Mi colega Javier Tusell plantea en un artículo (véase EL PAÍS, 11 de octubre de 1989) varias objeciones a la Historia general de las drogas que acaba de aparecer. Con fino humor piensa que el libro ofrece "una filosofía de la historia a lo Indiana Jones: en el mundo habría una lucha perpetua entre fuerzas sórdidas y oscuras y el bien". Lógicamente, eso desemboca en "una simplicísima visión del mundo", nutrida por una "actitud de cruzada" que ayuda poco a avanzar en el conocimiento.Halagado por el parecido con tan simpático arqueólogo y desolado por todo lo demás, busco consuelo en el refrán de que aceptar es de sabios. Pero no entiendo que un historiador, como Tusell, ni admita ni rechace ni mencione siquiera el contenido del libro en cuestión, que sólo en el epílogo del tercer tomo formula tesis sobre penalizar o no, y durante bastante más de 1.000 páginas expone usos y criterios del pasado en distintas culturas, empleando testimonios meticulosamente especificados.
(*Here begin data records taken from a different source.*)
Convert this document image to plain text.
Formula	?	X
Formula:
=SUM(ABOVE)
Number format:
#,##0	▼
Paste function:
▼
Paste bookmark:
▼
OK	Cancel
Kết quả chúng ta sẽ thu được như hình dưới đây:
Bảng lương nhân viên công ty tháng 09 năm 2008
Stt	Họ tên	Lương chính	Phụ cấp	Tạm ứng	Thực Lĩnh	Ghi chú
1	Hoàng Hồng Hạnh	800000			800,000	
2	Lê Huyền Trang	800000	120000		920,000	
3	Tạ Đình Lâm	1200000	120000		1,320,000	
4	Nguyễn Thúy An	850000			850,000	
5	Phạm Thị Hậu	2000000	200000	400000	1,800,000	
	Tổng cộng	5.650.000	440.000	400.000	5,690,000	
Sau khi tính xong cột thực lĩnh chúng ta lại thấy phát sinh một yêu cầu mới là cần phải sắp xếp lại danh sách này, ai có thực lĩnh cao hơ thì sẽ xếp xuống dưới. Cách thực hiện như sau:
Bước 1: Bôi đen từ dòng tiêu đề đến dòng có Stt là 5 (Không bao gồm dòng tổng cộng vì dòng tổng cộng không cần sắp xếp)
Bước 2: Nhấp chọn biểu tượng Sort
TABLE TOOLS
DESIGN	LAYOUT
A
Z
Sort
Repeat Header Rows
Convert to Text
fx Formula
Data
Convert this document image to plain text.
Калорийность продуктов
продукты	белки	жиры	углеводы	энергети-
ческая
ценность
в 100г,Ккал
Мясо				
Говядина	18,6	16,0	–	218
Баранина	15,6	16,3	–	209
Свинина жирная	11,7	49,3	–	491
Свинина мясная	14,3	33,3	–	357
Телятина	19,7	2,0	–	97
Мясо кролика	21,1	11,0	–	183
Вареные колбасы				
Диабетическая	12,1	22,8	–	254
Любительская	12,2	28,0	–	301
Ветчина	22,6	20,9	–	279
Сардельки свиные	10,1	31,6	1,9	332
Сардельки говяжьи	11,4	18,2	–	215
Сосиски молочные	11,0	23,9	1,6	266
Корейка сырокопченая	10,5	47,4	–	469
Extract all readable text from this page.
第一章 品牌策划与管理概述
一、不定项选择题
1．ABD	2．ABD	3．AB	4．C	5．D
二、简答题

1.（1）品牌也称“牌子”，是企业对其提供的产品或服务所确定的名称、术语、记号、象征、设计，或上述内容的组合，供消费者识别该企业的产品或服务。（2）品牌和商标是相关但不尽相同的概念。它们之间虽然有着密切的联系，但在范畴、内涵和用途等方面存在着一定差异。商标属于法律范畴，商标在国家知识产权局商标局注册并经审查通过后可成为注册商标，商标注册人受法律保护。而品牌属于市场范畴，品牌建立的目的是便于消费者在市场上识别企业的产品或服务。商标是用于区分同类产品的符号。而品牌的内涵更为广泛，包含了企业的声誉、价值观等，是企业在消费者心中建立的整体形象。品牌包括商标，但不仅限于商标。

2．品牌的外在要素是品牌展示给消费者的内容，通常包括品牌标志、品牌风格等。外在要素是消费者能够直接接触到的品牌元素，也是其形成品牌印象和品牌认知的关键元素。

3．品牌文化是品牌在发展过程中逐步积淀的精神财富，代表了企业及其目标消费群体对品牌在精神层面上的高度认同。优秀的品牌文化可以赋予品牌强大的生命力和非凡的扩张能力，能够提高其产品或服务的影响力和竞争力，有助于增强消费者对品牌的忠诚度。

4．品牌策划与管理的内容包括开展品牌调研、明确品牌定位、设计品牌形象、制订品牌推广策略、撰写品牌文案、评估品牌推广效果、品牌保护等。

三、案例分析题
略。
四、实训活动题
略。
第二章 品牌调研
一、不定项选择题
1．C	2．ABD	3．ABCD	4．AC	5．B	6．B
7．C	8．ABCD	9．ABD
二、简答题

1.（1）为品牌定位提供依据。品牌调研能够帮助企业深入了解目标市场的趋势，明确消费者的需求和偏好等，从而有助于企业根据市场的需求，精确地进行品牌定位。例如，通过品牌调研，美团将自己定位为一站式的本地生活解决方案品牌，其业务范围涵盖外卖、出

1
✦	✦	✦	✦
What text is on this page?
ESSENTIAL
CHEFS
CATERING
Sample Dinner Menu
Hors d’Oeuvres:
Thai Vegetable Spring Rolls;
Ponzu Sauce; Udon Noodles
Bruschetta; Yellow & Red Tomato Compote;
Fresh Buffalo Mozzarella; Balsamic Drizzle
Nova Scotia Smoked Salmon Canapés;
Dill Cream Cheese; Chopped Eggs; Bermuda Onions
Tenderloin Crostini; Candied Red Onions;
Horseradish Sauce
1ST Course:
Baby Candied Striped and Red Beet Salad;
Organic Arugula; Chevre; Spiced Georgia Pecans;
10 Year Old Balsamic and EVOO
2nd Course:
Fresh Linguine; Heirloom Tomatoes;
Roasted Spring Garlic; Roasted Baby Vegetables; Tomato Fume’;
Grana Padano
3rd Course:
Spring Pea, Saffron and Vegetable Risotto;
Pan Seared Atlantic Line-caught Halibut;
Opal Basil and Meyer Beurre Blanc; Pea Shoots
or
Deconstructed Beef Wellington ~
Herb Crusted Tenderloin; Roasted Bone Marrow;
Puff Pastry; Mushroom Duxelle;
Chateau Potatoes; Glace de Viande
En base a ello quise trasladar el habitual parloteo sobre hipotéticos "¿qué pasaría si ... ?" a categóricos "qué pasó cuando...". Y sólo me explico el absoluto desprecio por ese banco de datos pensando que mi colega posee algún don intuitivo gracias al cual sabe ya lo que exige a otros un peregrinaje por bibliotecas. Sabe, por ejemplo, que la legalización "crearía un doble circuito comercial, el legal y el paralelo, dirigido a menores".

Sinceramente, esto me asombra. Si bien es constatable que cualquier aumento en la represión produce un paralelo salto en la proporción de traficantes infantiles (desde Reagan, por ejemplo, en Nueva York, Detroit, Washington y Los Angeles se observa un incremento medio del 1.500% en ese número), mi colega sabe que lo contrario creará cárteles para abastecer a las escuelas. Si semejante cosa no es creíble ni para las propias comisiones asesoras de la Casa Blanca, desde Kennedy hasta Reagan, ¿por qué lo sabe él a ciencia cierta?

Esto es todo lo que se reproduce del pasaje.